2018, Il Foglio, pp. 70
Passeggeremo ancora tra le rovine del tempio è il diario intimo di Franco alla riscoperta dell’amico perduto – ricoverato in una stanza d’ospedale – e una ricognizione amara, talvolta struggente, sul senso della vita, sulla memoria, sul presente, ma è soprattutto il momento in cui il filo che aveva legato le vite di Gualtiero Jacopetti e di Franco Prosperi torna a riannodarsi, quando il futuro è ormai ipotecato dalla morte.
VOCI
«Ma è la distanza dagli avvenimenti, il tempo, il vero protagonista di Passeggeremo ancora tra le rovine del tempio. Gualtiero e Franco si rincontrano dopo diversi anni in una stanza di ospedale. Non si erano più parlati per divergenze economiche dall’ultimo film — Mondo candido, appunto — realizzato insieme. Tra le risate, commoventi e mai rassegnate dei due ritrovati amici, c’è un ricordo, una frase, che un po’ sintetizza il cinema di Jacopetti e Prosperi. ‘Ma ti ricordi cosa ci disse Vittorio Gassman all’uscita dal cinema Fiamma, dopo l’anteprima di Africa addio? Che c’eravamo suicidati politicamente’.»
«In vita Gualtiero Jacopetti (1919-2011) è stato oggetto di molti pregiudizi, ma da morto corre un rischio pure maggiore: quello dell’oblio immeritato. La persona più titolata a parlare di lui è Franco Prosperi, col quale ha condiviso l’esperienza di Mondo cane e Africa addio, all’insegna del trionfo di pubblico e degli sputi in faccia della critica «ufficiale», che non tollerava il loro anticonformismo (…). Il libro Passeggeremo ancora tra le rovine del tempio, scritto da Prosperi con Stefano Loparco, è il resoconto di una amicizia ritrovata fra due persone che al di là della lontananza fisica, non si erano mai separate per davvero (…). Mantenendo fede a una promessa fattagli nelle ultime ore, Jacopetti a tutt’oggi vive nelle «stanze della memoria» di Prosperi. Continuano, entrambi, a credere che il mondo non sia poi così cane, ma solo perché i cani meritano ben altro rispetto.»
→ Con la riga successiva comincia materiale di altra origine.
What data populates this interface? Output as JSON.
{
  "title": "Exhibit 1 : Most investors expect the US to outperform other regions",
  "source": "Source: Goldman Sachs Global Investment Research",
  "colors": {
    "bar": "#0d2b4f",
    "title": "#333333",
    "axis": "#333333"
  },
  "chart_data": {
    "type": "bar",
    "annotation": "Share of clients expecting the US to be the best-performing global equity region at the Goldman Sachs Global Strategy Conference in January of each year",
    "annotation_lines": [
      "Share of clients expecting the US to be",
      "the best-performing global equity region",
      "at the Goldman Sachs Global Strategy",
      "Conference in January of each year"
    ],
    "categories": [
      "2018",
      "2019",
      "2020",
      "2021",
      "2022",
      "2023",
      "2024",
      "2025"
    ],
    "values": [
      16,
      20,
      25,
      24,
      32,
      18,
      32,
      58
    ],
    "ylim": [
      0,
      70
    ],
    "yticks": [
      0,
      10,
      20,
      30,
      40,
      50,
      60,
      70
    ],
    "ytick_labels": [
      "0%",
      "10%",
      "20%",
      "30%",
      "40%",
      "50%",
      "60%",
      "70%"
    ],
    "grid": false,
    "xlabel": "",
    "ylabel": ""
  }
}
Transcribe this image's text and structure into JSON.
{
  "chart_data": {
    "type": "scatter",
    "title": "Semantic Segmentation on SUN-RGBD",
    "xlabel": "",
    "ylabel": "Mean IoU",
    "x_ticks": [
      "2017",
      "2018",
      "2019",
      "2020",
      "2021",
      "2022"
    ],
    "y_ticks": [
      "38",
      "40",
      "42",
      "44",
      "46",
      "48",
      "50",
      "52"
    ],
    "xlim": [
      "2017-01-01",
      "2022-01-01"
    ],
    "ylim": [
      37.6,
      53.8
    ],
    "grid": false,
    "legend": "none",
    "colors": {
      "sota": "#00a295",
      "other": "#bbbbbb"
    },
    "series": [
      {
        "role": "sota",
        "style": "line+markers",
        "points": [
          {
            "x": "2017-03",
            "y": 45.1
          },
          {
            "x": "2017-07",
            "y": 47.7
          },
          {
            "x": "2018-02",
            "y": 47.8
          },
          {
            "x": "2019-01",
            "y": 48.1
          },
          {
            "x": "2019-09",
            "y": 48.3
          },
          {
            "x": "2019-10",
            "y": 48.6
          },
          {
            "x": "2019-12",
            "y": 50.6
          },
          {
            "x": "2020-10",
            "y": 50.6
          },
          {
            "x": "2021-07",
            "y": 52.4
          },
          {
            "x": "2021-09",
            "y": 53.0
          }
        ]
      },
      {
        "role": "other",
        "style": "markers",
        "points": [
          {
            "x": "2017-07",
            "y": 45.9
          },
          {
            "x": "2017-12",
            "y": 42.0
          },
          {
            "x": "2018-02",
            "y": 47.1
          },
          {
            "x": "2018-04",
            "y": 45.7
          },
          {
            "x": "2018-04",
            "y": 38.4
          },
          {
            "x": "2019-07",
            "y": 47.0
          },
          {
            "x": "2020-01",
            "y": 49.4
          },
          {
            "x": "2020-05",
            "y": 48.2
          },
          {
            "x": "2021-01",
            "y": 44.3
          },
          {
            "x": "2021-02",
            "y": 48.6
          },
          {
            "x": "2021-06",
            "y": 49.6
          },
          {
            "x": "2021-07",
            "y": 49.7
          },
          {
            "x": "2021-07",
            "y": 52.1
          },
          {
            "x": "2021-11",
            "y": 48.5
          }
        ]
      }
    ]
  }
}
«Passeggeremo ancora tra le rovine del tempio è un viaggio a due tra i ricordi, nudo e toccante, scritto senza velleità letterarie di sorta, toccata e fuga tra paradossi e luoghi comuni culturali dell’Italia anni sessanta e settanta, si trasforma lentamente in una sorta di safari esistenziale, tra fantasmi e illusioni, dove l’unica cosa che davvero conta continua a scivolare e sfuggire, alla macchina da presa come alla macchina da scrivere.»